Alzò una mano e istintivamente gli carezzò il volto.

Fu un tocco lieve e impercettibile, ma Aragorn a quel contatto chiuse gli occhi sussultando.

“Anch’io sono fragile, Legolas… anch’io in alcuni momenti ho paura di non farcela, soprattutto quando non riesco a capire…”

“Aragorn…” esclamò d’un tratto l’Elfo guardandolo con ardore “Sei stato tu che mi hai insegnato a lottare! Tu, mi hai spinto a credere in questa folle missione, anche quando tutto sembrava perduto, e oscuro e confuso. Tu mi hai insegnato a proseguire quando sembrava non esserci più speranza, come a Moria, sei stato tu a rialzarmi quando Gandalf è scomparso tra le ombre, ad avere fiducia nell’incomprensibile quando ormai non c’era più nulla da capire…!”

“Legolas…”

“E ora ascoltami bene, Aragorn…” proseguì l’elfo, mettendosi in ginocchio davanti a lui e afferrandogli le spalle “ Noi non possiamo permetterci di avere paura! Oppure quando essa ci assale e ci fa cadere, dobbiamo rialzarci a vicenda e proseguire come abbiamo fatto fino ad ora.

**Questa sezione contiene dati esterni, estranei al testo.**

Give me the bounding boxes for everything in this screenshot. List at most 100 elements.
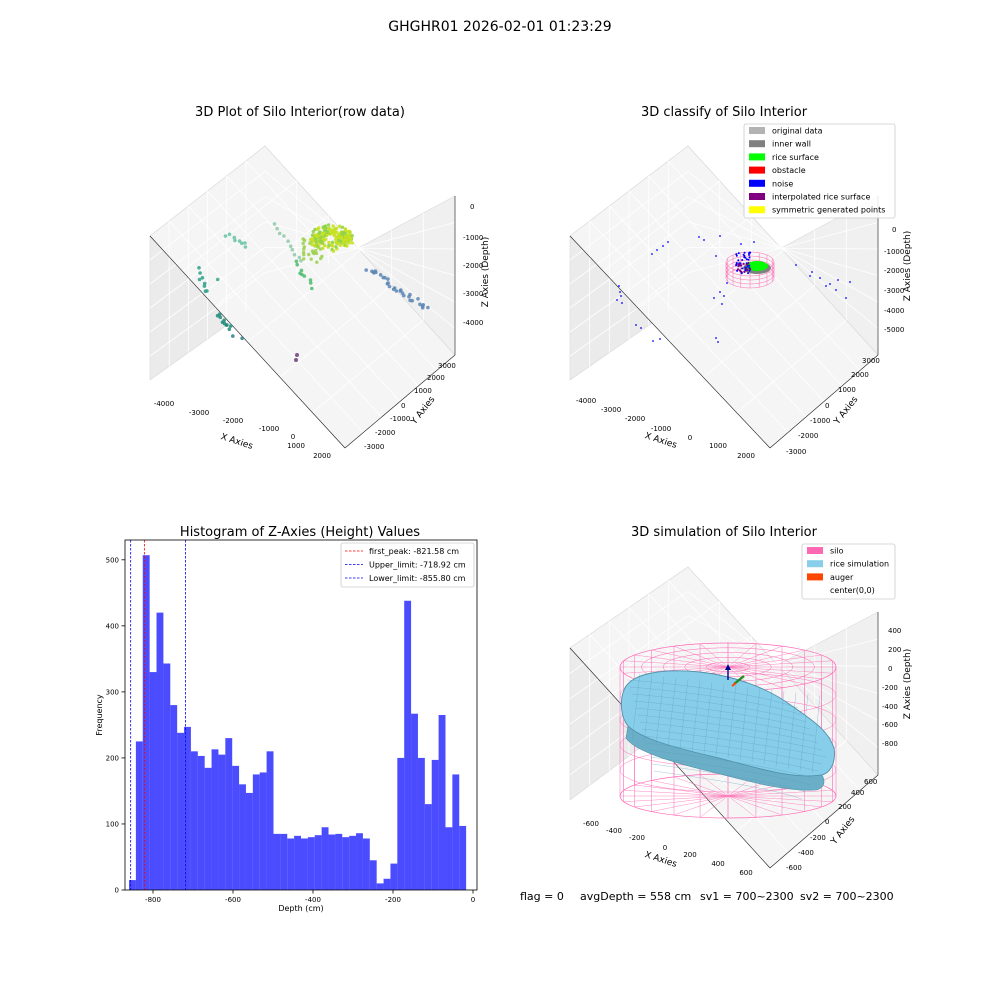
raw-data-point	[364, 268, 369, 272]
noise-point	[745, 262, 748, 265]
raw-data-point	[299, 259, 303, 263]
raw-data-point	[318, 247, 323, 251]
raw-data-point	[307, 252, 311, 257]
simulation-y-label: Y Axies	[829, 815, 858, 848]
histogram-bar	[390, 863, 398, 890]
noise-point	[618, 285, 620, 287]
noise-point	[662, 245, 664, 247]
raw-data-point	[202, 281, 207, 286]
raw-data-point	[327, 240, 331, 245]
histogram-bar	[362, 838, 370, 890]
noise-point	[825, 285, 827, 287]
raw-data-point	[337, 233, 341, 237]
noise-point	[809, 275, 811, 277]
simulation-ztick: -200	[882, 684, 898, 692]
raw-ytick: 2000	[427, 374, 445, 382]
silo-roof-spoke	[699, 643, 729, 668]
raw-data-point	[334, 245, 338, 249]
raw-data-point	[334, 241, 339, 245]
raw-data-point	[311, 230, 315, 234]
raw-data-point	[320, 254, 324, 259]
silo-floor-spoke	[699, 774, 729, 797]
histogram-legend-frame	[340, 542, 475, 588]
simulation-xtick: -400	[606, 827, 622, 835]
simulation-xtick: -600	[583, 820, 599, 828]
interpolated-point	[743, 270, 746, 273]
panel-raw-3d: 3D Plot of Silo Interior(row data) -4000…	[149, 105, 491, 460]
histogram-y-label: Frequency	[95, 694, 104, 736]
simulation-ytick: 400	[851, 789, 864, 797]
auger-marker	[725, 664, 745, 687]
histogram-bar	[129, 880, 136, 890]
raw-y-ticks: -3000 -2000 -1000 0 1000 2000 3000	[364, 362, 456, 451]
silo-floor-spoke	[651, 780, 729, 797]
legend-swatch	[807, 573, 823, 581]
raw-data-point	[294, 259, 299, 264]
silo-roof-spoke	[623, 660, 729, 668]
noise-point	[753, 241, 755, 243]
raw-ztick: -1000	[463, 234, 483, 242]
raw-data-point	[275, 226, 279, 231]
rice-mesh-line	[655, 675, 665, 745]
legend-label: rice surface	[772, 153, 819, 162]
legend-label: silo	[830, 547, 844, 556]
raw-data-point	[302, 257, 306, 261]
raw-data-point	[290, 247, 295, 252]
interpolated-point	[742, 262, 745, 265]
classify-y-ticks: -3000 -2000 -1000 0 1000 2000 3000	[786, 357, 880, 456]
histogram-bar	[424, 804, 432, 890]
silo-roof-spoke	[727, 649, 805, 668]
raw-data-point	[297, 255, 302, 260]
simulation-legend-frame	[801, 543, 896, 600]
histogram-bar	[321, 827, 329, 890]
noise-point	[845, 297, 847, 299]
silo-roof-spoke	[727, 666, 805, 685]
histogram-bar	[452, 774, 460, 890]
noise-point	[737, 259, 740, 262]
raw-data-point	[391, 287, 396, 292]
silo-roof-spoke	[727, 666, 822, 680]
rice-mesh-line	[703, 681, 713, 754]
raw-data-point	[200, 276, 205, 280]
raw-data-point	[233, 238, 237, 243]
rice-mesh-line	[679, 678, 689, 749]
histogram-bar	[135, 741, 143, 890]
histogram-bar	[417, 757, 425, 890]
raw-data-point	[243, 241, 247, 245]
histogram-bar	[273, 833, 281, 890]
noise-point	[719, 235, 721, 237]
legend-label: inner wall	[772, 140, 811, 149]
noise-point	[743, 254, 746, 257]
raw-data-point	[228, 324, 233, 328]
noise-point	[652, 340, 654, 342]
silo-roof-spoke	[651, 649, 729, 668]
histogram-bar	[204, 767, 212, 890]
simulation-z-label: Z Axies (Depth)	[903, 649, 913, 720]
histogram-bar	[239, 784, 246, 890]
interpolated-point	[738, 263, 741, 266]
raw-data-point	[339, 235, 343, 239]
silo-roof-spoke	[623, 666, 729, 674]
histogram-bar	[190, 751, 198, 890]
legend-label: interpolated rice surface	[772, 193, 870, 202]
raw-data-point	[318, 230, 322, 234]
raw-x-ticks: -4000 -3000 -2000 -1000 0 1000 2000	[154, 400, 331, 460]
raw-data-point	[320, 241, 325, 245]
raw-data-point	[314, 238, 318, 242]
raw-data-point	[378, 273, 383, 277]
noise-point	[837, 279, 839, 281]
histogram-bar	[383, 878, 391, 890]
raw-ztick: -2000	[463, 262, 483, 270]
raw-data-point	[418, 302, 422, 307]
simulation-ytick: 600	[864, 778, 877, 786]
raw-data-point	[345, 244, 349, 248]
raw-data-point	[399, 288, 403, 292]
raw-data-point	[337, 238, 341, 243]
histogram-bar	[307, 837, 315, 890]
classify-z-label: Z Axies (Depth)	[903, 231, 913, 302]
classify-ztick: -1000	[884, 248, 904, 256]
raw-data-point	[330, 244, 335, 248]
classify-z-ticks: 0 -1000 -2000 -3000 -4000 -5000	[884, 226, 904, 334]
histogram-bar	[342, 837, 350, 890]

Tu hai fatto questo con me prima di arrivare qui, tu me lo hai insegnato Aragorn, anche al prezzo di considerarti senza pietà dopo la morte di Gandalf! Ma la tua non era mancanza di pietà, era amore e coraggio, ora comprendo! Mi hai fatto rialzare, mi hai ordinato di proseguire, mi hai spinto in avanti, proprio quando il mio cuore si stava spezzando dal dolore…” lo avvicinò a sé, guardandolo dolcemente “E adesso, non lascerò che la paura abbia la meglio su di te! Non lascerò che questo ti accada, amico mio!”

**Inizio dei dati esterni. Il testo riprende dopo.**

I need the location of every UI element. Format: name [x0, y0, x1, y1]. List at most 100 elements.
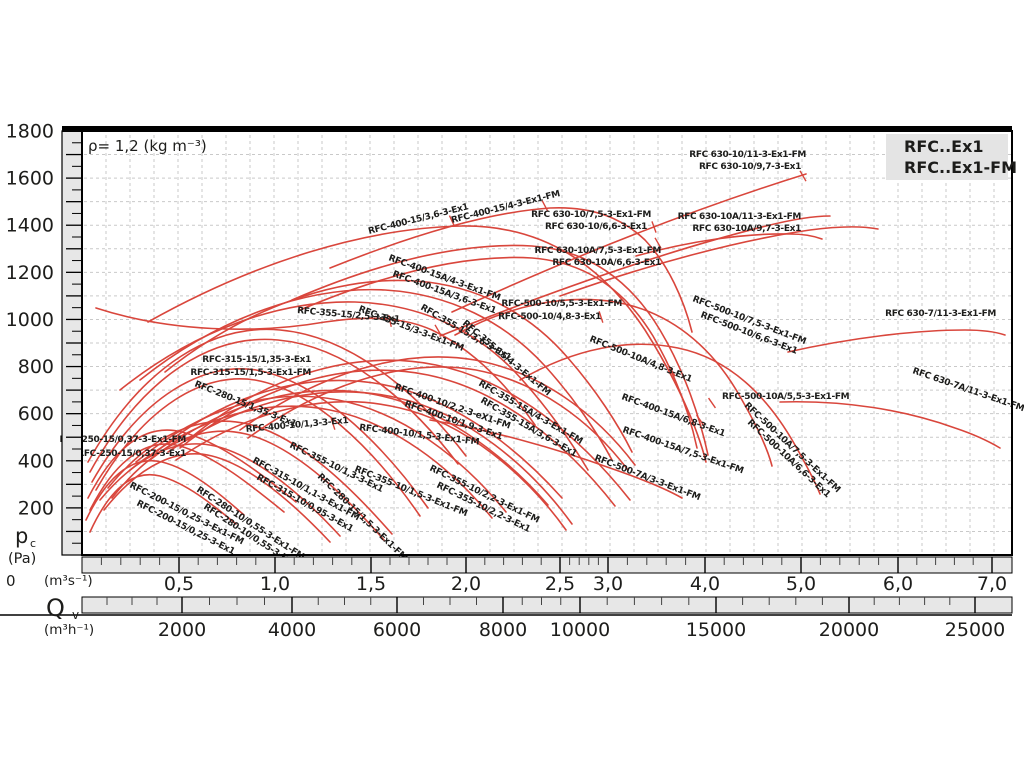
- flow-ms-tick-label: 4,0: [690, 573, 720, 595]
- y-axis-tick-label: 1000: [6, 309, 54, 331]
- flow-m3h-tick-label: 6000: [373, 619, 421, 641]
- y-axis-labels: 1800 1600 1400 1200 1000 800 600 400 200: [6, 121, 54, 520]
- curve-label: RFC-500-10/4,8-3-Ex1: [498, 312, 601, 322]
- performance-curves: [85, 173, 1006, 543]
- curve-rfc-400-15a-3-6-3-ex1: [299, 256, 698, 449]
- flow-ms-ticks: [100, 557, 993, 573]
- flow-m3h-tick-label: 20000: [819, 619, 879, 641]
- curve-label: RFC-500-10/5,5-3-Ex1-FM: [501, 299, 622, 309]
- curve-tick-mark: [330, 418, 336, 430]
- curve-tick-mark: [799, 170, 807, 182]
- curve-rfc-355-10-2-2-3-ex1: [175, 400, 567, 531]
- curve-rfc-315-15-1-35-3-ex1: [89, 338, 459, 473]
- flow-ms-tick-label: 0,5: [164, 573, 194, 595]
- flow-ms-tick-label: 6,0: [883, 573, 913, 595]
- flow-ms-tick-label: 1,0: [260, 573, 290, 595]
- curve-rfc-400-10-1-9-3-ex1: [179, 369, 616, 507]
- flow-ms-ruler-band: [81, 556, 1013, 574]
- flow-m3h-tick-labels: 2000 4000 6000 8000 10000 15000 20000 25000: [158, 619, 1005, 641]
- curve-rfc-500-7a-3-3-ex1-fm: [429, 419, 683, 499]
- curve-label: RFC 630-10A/11-3-Ex1-FM: [678, 212, 802, 222]
- curve-label: RFC-250-15/0,37-3-Ex1: [77, 449, 186, 459]
- curve-label: RFC 630-10A/9,7-3-Ex1: [692, 224, 801, 234]
- curve-tick-mark: [654, 237, 662, 249]
- flow-ms-tick-labels: 0,5 1,0 1,5 2,0 2,5 3,0 4,0 5,0 6,0 7,0: [164, 573, 1007, 595]
- y-axis-unit: (Pa): [8, 551, 36, 567]
- flow-m3h-tick-label: 25000: [945, 619, 1005, 641]
- y-axis-name: p: [15, 524, 28, 548]
- y-axis-tick-label: 800: [18, 356, 54, 378]
- curve-tick-marks: [330, 170, 807, 430]
- legend-line-ex1-fm: RFC..Ex1-FM: [904, 158, 1017, 177]
- curve-rfc-355-10-2-2-3-ex1-fm: [167, 391, 573, 525]
- curve-rfc-400-15-3-6-3-ex1: [147, 225, 707, 463]
- curve-rfc-280-10-0-55-3-ex1: [103, 453, 331, 543]
- curve-tick-mark: [598, 311, 604, 323]
- curve-rfc-355-15a-3-6-3-ex1: [247, 366, 629, 471]
- curve-label: RFC-250-15/0,37-3-Ex1-FM: [59, 435, 186, 445]
- y-axis-tick-label: 1600: [6, 168, 54, 190]
- y-axis-tick-label: 400: [18, 450, 54, 472]
- curve-label: RFC 630-10/11-3-Ex1-FM: [689, 150, 806, 160]
- curve-rfc-355-15a-4-3-ex1-fm: [239, 356, 636, 466]
- flow-ms-tick-label: 1,5: [356, 573, 386, 595]
- curve-label: RFC 630-10/7,5-3-Ex1-FM: [531, 210, 651, 220]
- flow-ms-tick-label: 2,5: [545, 573, 575, 595]
- curve-tick-mark: [434, 324, 442, 336]
- curve-rfc-630-10a-11: [559, 226, 879, 297]
- y-axis-tick-label: 1800: [6, 121, 54, 143]
- curve-rfc-280-15-1-5-3-ex1-fm: [91, 368, 429, 509]
- curve-rfc-630-7-11: [787, 329, 1006, 353]
- flow-m3h-unit: (m³h⁻¹): [44, 622, 94, 638]
- curve-rfc-400-15a-4-3-ex1-fm: [291, 244, 709, 456]
- curve-tick-mark: [541, 200, 549, 212]
- curve-rfc-355-15-2-5-3-ex1: [95, 307, 536, 426]
- curve-rfc-500-10a: [519, 343, 821, 495]
- flow-m3h-ticks: [106, 597, 976, 613]
- flow-ms-tick-label: 3,0: [593, 573, 623, 595]
- curve-tick-mark: [388, 314, 392, 328]
- curve-label: RFC 630-10/6,6-3-Ex1: [545, 222, 647, 232]
- curve-tick-mark: [651, 221, 657, 233]
- curve-rfc-355-15-3-3-ex1-fm: [119, 301, 589, 471]
- curve-label: RFC-315-15/1,5-3-Ex1-FM: [190, 368, 311, 378]
- flow-m3h-ruler-band: [81, 596, 1013, 614]
- curve-rfc-400-10-2-2-3-ex1-fm: [187, 359, 631, 501]
- flow-m3h-tick-label: 2000: [158, 619, 206, 641]
- curve-tick-mark: [695, 414, 705, 426]
- flow-ms-tick-label: 5,0: [786, 573, 816, 595]
- flow-ms-tick-label: 2,0: [451, 573, 481, 595]
- y-axis-name-subscript: c: [30, 537, 36, 550]
- y-axis-tick-label: 1400: [6, 215, 54, 237]
- y-axis-tick-label: 600: [18, 403, 54, 425]
- curve-rfc-355-15-4-3-ex1-fm: [164, 279, 633, 453]
- curve-rfc-315-15-1-5-3-ex1-fm: [87, 328, 467, 463]
- curve-rfc-280-15-1-35-3-ex1: [95, 378, 421, 517]
- flow-ms-tick-label: 7,0: [977, 573, 1007, 595]
- curve-label: RFC 630-10/9,7-3-Ex1: [699, 162, 801, 172]
- flow-axis-name-subscript: v: [72, 608, 79, 622]
- curve-rfc-400-10-1-5-3-ex1-fm: [155, 379, 563, 499]
- flow-m3h-tick-label: 10000: [550, 619, 610, 641]
- curve-label: RFC 630-10A/7,5-3-Ex1-FM: [535, 246, 662, 256]
- curve-rfc-400-15-4-3-ex1-fm: [329, 206, 693, 333]
- curve-tick-mark: [707, 397, 717, 409]
- curve-tick-mark: [448, 215, 456, 227]
- curve-label: RFC-315-15/1,35-3-Ex1: [202, 355, 311, 365]
- flow-axis-name: Q: [46, 594, 65, 622]
- density-label: ρ= 1,2 (kg m⁻³): [88, 137, 207, 155]
- curve-rfc-630-10-11: [451, 173, 807, 313]
- curve-rfc-630-7a-11: [779, 400, 1001, 449]
- curve-label: RFC 630-7/11-3-Ex1-FM: [885, 309, 996, 319]
- curve-label: RFC-500-10A/5,5-3-Ex1-FM: [722, 392, 850, 402]
- curve-tick-mark: [668, 365, 676, 377]
- curve-rfc-630-10-7-5: [439, 215, 831, 337]
- legend-line-ex1: RFC..Ex1: [904, 137, 984, 156]
- y-axis-zero-label: 0: [6, 572, 16, 590]
- curve-rfc-630-10a-9-7: [635, 233, 823, 257]
- curve-rfc-355-15-3-6-3-ex1: [139, 288, 613, 461]
- y-axis-tick-label: 200: [18, 497, 54, 519]
- y-axis-tick-label: 1200: [6, 262, 54, 284]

L’Uomo distolse per un attimo gli occhi, abbassando la testa.

Legolas aveva ragione, oh si che aveva ragione!

“Capisco cosa provi in questo momento, Estel…” sorrise teneramente “Conosco il sentimento umano dell’incertezza, della paura dei misteri che svelano appena e non dicono nulla, ma è in questi momenti che non puoi, non devi mollare, Aragorn. Non farti più domande adesso, altrimenti” s’interruppe “…è finita!”

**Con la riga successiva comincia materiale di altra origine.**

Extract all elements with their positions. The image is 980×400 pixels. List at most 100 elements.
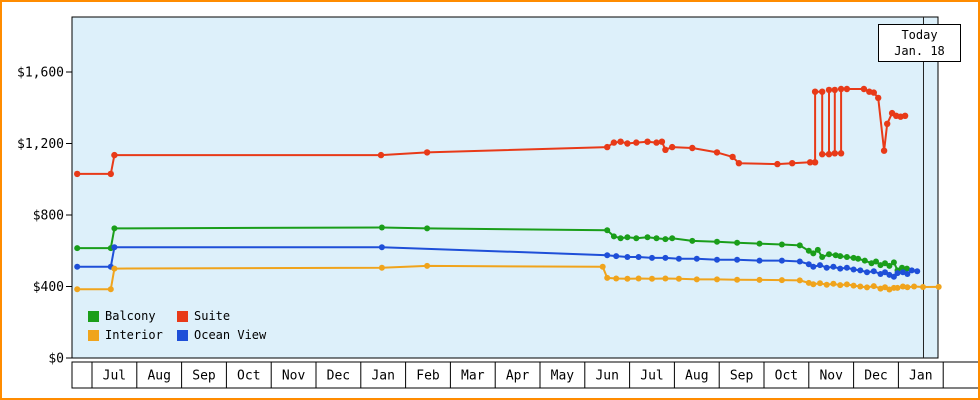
series-point-balcony bbox=[890, 259, 897, 266]
month-label-15: Oct bbox=[775, 369, 798, 384]
series-point-interior bbox=[756, 276, 763, 283]
series-point-interior bbox=[870, 283, 877, 290]
series-point-interior bbox=[796, 277, 803, 284]
series-point-ocean-view bbox=[714, 256, 720, 263]
series-point-suite bbox=[735, 160, 743, 167]
series-point-suite bbox=[831, 150, 838, 157]
series-point-suite bbox=[774, 160, 781, 168]
month-axis-row bbox=[71, 361, 978, 389]
series-point-suite bbox=[819, 88, 826, 95]
legend-item-balcony: Balcony bbox=[88, 310, 177, 322]
series-point-balcony bbox=[843, 254, 850, 260]
series-point-suite bbox=[624, 140, 631, 147]
series-point-ocean-view bbox=[870, 268, 877, 275]
balcony-color-swatch bbox=[88, 310, 99, 322]
month-label-17: Dec bbox=[864, 369, 887, 384]
plot-area bbox=[71, 16, 939, 359]
legend: Balcony Suite Interior Ocean View bbox=[88, 310, 266, 341]
month-label-16: Nov bbox=[819, 369, 843, 384]
series-point-interior bbox=[624, 275, 631, 282]
series-point-balcony bbox=[633, 235, 640, 242]
series-point-interior bbox=[805, 279, 812, 286]
series-point-balcony bbox=[644, 234, 651, 241]
series-point-suite bbox=[377, 151, 385, 159]
series-point-balcony bbox=[886, 262, 893, 269]
today-annotation: Today Jan. 18 bbox=[878, 24, 961, 62]
series-point-interior bbox=[817, 280, 823, 287]
series-point-suite bbox=[111, 151, 118, 159]
series-point-balcony bbox=[778, 241, 785, 248]
series-point-suite bbox=[604, 143, 611, 151]
series-point-balcony bbox=[378, 224, 385, 231]
series-point-interior bbox=[613, 275, 620, 282]
series-point-balcony bbox=[814, 246, 821, 253]
y-axis-tick-label: $1,200 bbox=[17, 137, 64, 152]
series-point-suite bbox=[880, 147, 888, 154]
series-point-balcony bbox=[819, 254, 826, 260]
series-point-ocean-view bbox=[908, 267, 915, 274]
month-label-3: Oct bbox=[237, 369, 260, 384]
series-point-interior bbox=[877, 285, 884, 292]
series-point-suite bbox=[837, 150, 845, 157]
series-point-ocean-view bbox=[111, 244, 118, 251]
series-point-ocean-view bbox=[810, 263, 817, 270]
series-point-ocean-view bbox=[796, 258, 803, 265]
month-label-1: Aug bbox=[147, 369, 170, 384]
series-point-suite bbox=[662, 146, 669, 153]
series-point-balcony bbox=[882, 260, 888, 267]
series-point-interior bbox=[864, 284, 870, 291]
series-point-suite bbox=[860, 85, 868, 93]
month-label-6: Jan bbox=[371, 369, 394, 384]
series-point-ocean-view bbox=[877, 271, 884, 277]
series-point-ocean-view bbox=[830, 263, 837, 270]
series-point-balcony bbox=[861, 257, 868, 264]
series-point-interior bbox=[935, 283, 942, 290]
series-point-interior bbox=[920, 284, 926, 290]
y-axis-tick-label: $1,600 bbox=[17, 66, 64, 81]
series-point-ocean-view bbox=[662, 254, 669, 261]
series-point-suite bbox=[806, 159, 814, 166]
series-point-balcony bbox=[826, 251, 832, 258]
series-point-suite bbox=[713, 149, 721, 156]
series-point-suite bbox=[901, 112, 909, 120]
series-point-balcony bbox=[689, 237, 696, 244]
series-point-ocean-view bbox=[805, 261, 812, 268]
series-point-interior bbox=[810, 281, 817, 288]
series-point-suite bbox=[875, 94, 882, 102]
series-point-interior bbox=[734, 276, 741, 283]
series-point-balcony bbox=[832, 252, 839, 259]
y-axis-tick-label: $0 bbox=[48, 352, 64, 367]
series-point-ocean-view bbox=[882, 269, 888, 276]
series-point-ocean-view bbox=[604, 252, 611, 259]
legend-label-balcony: Balcony bbox=[105, 309, 156, 323]
series-point-ocean-view bbox=[756, 257, 763, 264]
series-point-ocean-view bbox=[649, 254, 655, 261]
legend-label-interior: Interior bbox=[105, 328, 163, 342]
series-point-suite bbox=[633, 139, 640, 146]
series-point-interior bbox=[649, 275, 655, 282]
legend-label-ocean-view: Ocean View bbox=[194, 328, 267, 342]
series-point-balcony bbox=[805, 247, 812, 254]
series-point-suite bbox=[825, 86, 833, 94]
series-point-balcony bbox=[669, 235, 676, 242]
suite-color-swatch bbox=[177, 310, 188, 322]
today-annotation-date: Jan. 18 bbox=[894, 44, 945, 58]
series-point-balcony bbox=[617, 235, 624, 242]
month-label-9: Apr bbox=[506, 369, 530, 384]
series-point-suite bbox=[884, 120, 891, 128]
series-point-balcony bbox=[424, 225, 431, 232]
series-point-balcony bbox=[868, 260, 875, 267]
series-point-ocean-view bbox=[635, 254, 642, 260]
month-label-18: Jan bbox=[909, 369, 932, 384]
month-label-0: Jul bbox=[103, 369, 126, 384]
series-point-balcony bbox=[855, 255, 862, 262]
month-label-7: Feb bbox=[416, 369, 440, 384]
series-point-interior bbox=[599, 263, 606, 270]
series-point-interior bbox=[857, 283, 864, 290]
series-point-ocean-view bbox=[74, 263, 81, 270]
series-point-balcony bbox=[873, 258, 879, 265]
series-point-balcony bbox=[756, 240, 763, 247]
series-point-ocean-view bbox=[850, 266, 857, 273]
series-point-suite bbox=[423, 149, 431, 156]
ocean-view-color-swatch bbox=[177, 329, 188, 341]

Il Ramingo rimase a lungo in silenzio.Ogni parola pronunciata da Legolas l’aveva colpito nel profondo.

“Ci sono molte cose che non comprenderemo in questo cammino, ma non per questo dobbiamo fermarci…” proseguì l’Elfo, rialzando il volto all’amico “Dobbiamo viverle, Estel… tutte!”

L’Uomo non resistette più. Attirò a sé Legolas e l’abbracciò con forza, cercando di nascondere l’emozione che il giovane gli aveva trasmesso.

“Sei importante per me… e non sai quanto…”sussurrò l’Elfo, tra i capelli neri del compagno “Tu sei più di un amico, tu sei… come… un fratello per me!”

“Oh Legolas…!” mormorò l’Uomo stringendolo ancora di più.

L’adorava. Non seppe il perché, ma in quell’istante si sentì legato a lui.

“E se…” proseguì l’altro “…e se rivedo ancora una volta quell’angoscia nel tuo sguardo, io…”

“Non accadrà più, Legolas, non accadrà…” rispose il Ramingo, carezzandogli la nuca come per rassicurarlo.

L’Elfo si liberò dolcemente da quella presa e si spostò a sedere accanto a lui, contro l’albero.

Il sole era ormai già alto nel cielo.

“Aragorn… abbiamo tutti paura, io posso sentire la tua, ma non posso privartene… posso soltanto aiutarti a…”

“A sorreggerla…” l’interruppe l’Uomo.

“Si, è così… Questo è un cammino personale…siamo soli, Estel…!”

Ma il Ramingo scosse la testa, sorridendo al compagno di viaggio.

“Tu l’hai appena fatto, Legolas… mi hai sorretto…” si fermò a guardarlo profondamente “Ti sbagli, amico mio… noi non siamo soli! Finché ci sorreggeremo, non saremo mai soli.”